Thursday, October 27, 2011

Leveraging Converged Infrastructure To Deliver Microsoft Exchange 2010

The Critical Communications Tool
While we hear a lot about new communications technologies for most of us email is the tool that we use everyday. For end users email is still the most efficient way to communicate globally but for the IT department email can be a difficult application to deploy and manage. Guaranteeing performance and availability for an increasingly mobile workforce, while keeping costs in check is a challenge. Organizations are challenged with the time required to manage email delivery systems. Time is spent on installation and configuration of software and the supporting infrastructure. Much of an organization staff can be consumed by routine tasks driving up the cost of ownership. It can be difficult to determine what infrastructure is required to scale up as the number of users increases.
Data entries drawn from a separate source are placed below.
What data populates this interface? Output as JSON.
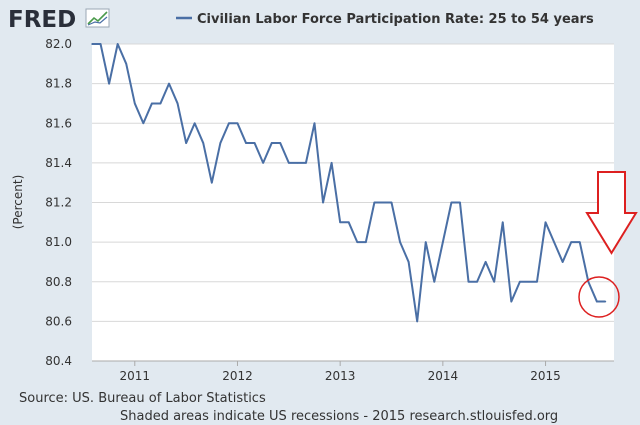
{
  "logo": {
    "text": "FRED"
  },
  "colors": {
    "series": "#4a6fa5",
    "annotation": "#dd2020",
    "plot_bg": "#ffffff",
    "page_bg": "#e1e9f0",
    "grid": "#d8d8d8"
  },
  "footer": {
    "source": "Source: US. Bureau of Labor Statistics",
    "note": "Shaded areas indicate US recessions - 2015 research.stlouisfed.org"
  },
  "chart_data": {
    "type": "line",
    "title": "",
    "ylabel": "(Percent)",
    "xlabel": "",
    "ylim": [
      80.4,
      82.0
    ],
    "y_ticks": [
      "82.0",
      "81.8",
      "81.6",
      "81.4",
      "81.2",
      "81.0",
      "80.8",
      "80.6",
      "80.4"
    ],
    "x_ticks": [
      "2011",
      "2012",
      "2013",
      "2014",
      "2015"
    ],
    "xlim": [
      "2010-08",
      "2015-09"
    ],
    "grid": true,
    "legend": "top",
    "series": [
      {
        "name": "Civilian Labor Force Participation Rate: 25 to 54 years",
        "x": [
          "2010-08",
          "2010-09",
          "2010-10",
          "2010-11",
          "2010-12",
          "2011-01",
          "2011-02",
          "2011-03",
          "2011-04",
          "2011-05",
          "2011-06",
          "2011-07",
          "2011-08",
          "2011-09",
          "2011-10",
          "2011-11",
          "2011-12",
          "2012-01",
          "2012-02",
          "2012-03",
          "2012-04",
          "2012-05",
          "2012-06",
          "2012-07",
          "2012-08",
          "2012-09",
          "2012-10",
          "2012-11",
          "2012-12",
          "2013-01",
          "2013-02",
          "2013-03",
          "2013-04",
          "2013-05",
          "2013-06",
          "2013-07",
          "2013-08",
          "2013-09",
          "2013-10",
          "2013-11",
          "2013-12",
          "2014-01",
          "2014-02",
          "2014-03",
          "2014-04",
          "2014-05",
          "2014-06",
          "2014-07",
          "2014-08",
          "2014-09",
          "2014-10",
          "2014-11",
          "2014-12",
          "2015-01",
          "2015-02",
          "2015-03",
          "2015-04",
          "2015-05",
          "2015-06",
          "2015-07",
          "2015-08"
        ],
        "values": [
          82.0,
          82.0,
          81.8,
          82.0,
          81.9,
          81.7,
          81.6,
          81.7,
          81.7,
          81.8,
          81.7,
          81.5,
          81.6,
          81.5,
          81.3,
          81.5,
          81.6,
          81.6,
          81.5,
          81.5,
          81.4,
          81.5,
          81.5,
          81.4,
          81.4,
          81.4,
          81.6,
          81.2,
          81.4,
          81.1,
          81.1,
          81.0,
          81.0,
          81.2,
          81.2,
          81.2,
          81.0,
          80.9,
          80.6,
          81.0,
          80.8,
          81.0,
          81.2,
          81.2,
          80.8,
          80.8,
          80.9,
          80.8,
          81.1,
          80.7,
          80.8,
          80.8,
          80.8,
          81.1,
          81.0,
          80.9,
          81.0,
          81.0,
          80.8,
          80.7,
          80.7
        ]
      }
    ]
  }
}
As email becomes more feature rich supporting large numbers of power users creates increasing demands on the systems. Organizations want predictable operation and support for their entire solution. They want to be sure that they are maximizing system resource utilization and eliminating server underutilization while delivering a superior user experience.

Making the Move to Exchange 2010
With Exchange Server 2010, Microsoft has made significant changes in the architecture to address the growing need of businesses to increase mailbox quotas, drive down storage and IT costs, provide a high degree of availability, meet regulatory requirements for data retention and compliance, and enhance the productivity. To take advantage of the new HA, DR and archiving functionalities, IT organizations may have to look at a new platform, and re-architect the Exchange environment. Changes in how storage is managed creates the incentive to change the storage infrastructure. The new database availability group (DAG) functionality requires Microsoft Windows Server 2008 Enterprise Edition, requiring an upgrade to 64-bit server hardware. The Single Instance Storage (SIS) feature that reduced redundancy by storing only a single copy of an email or attachment has been eliminated increasing storage requirements.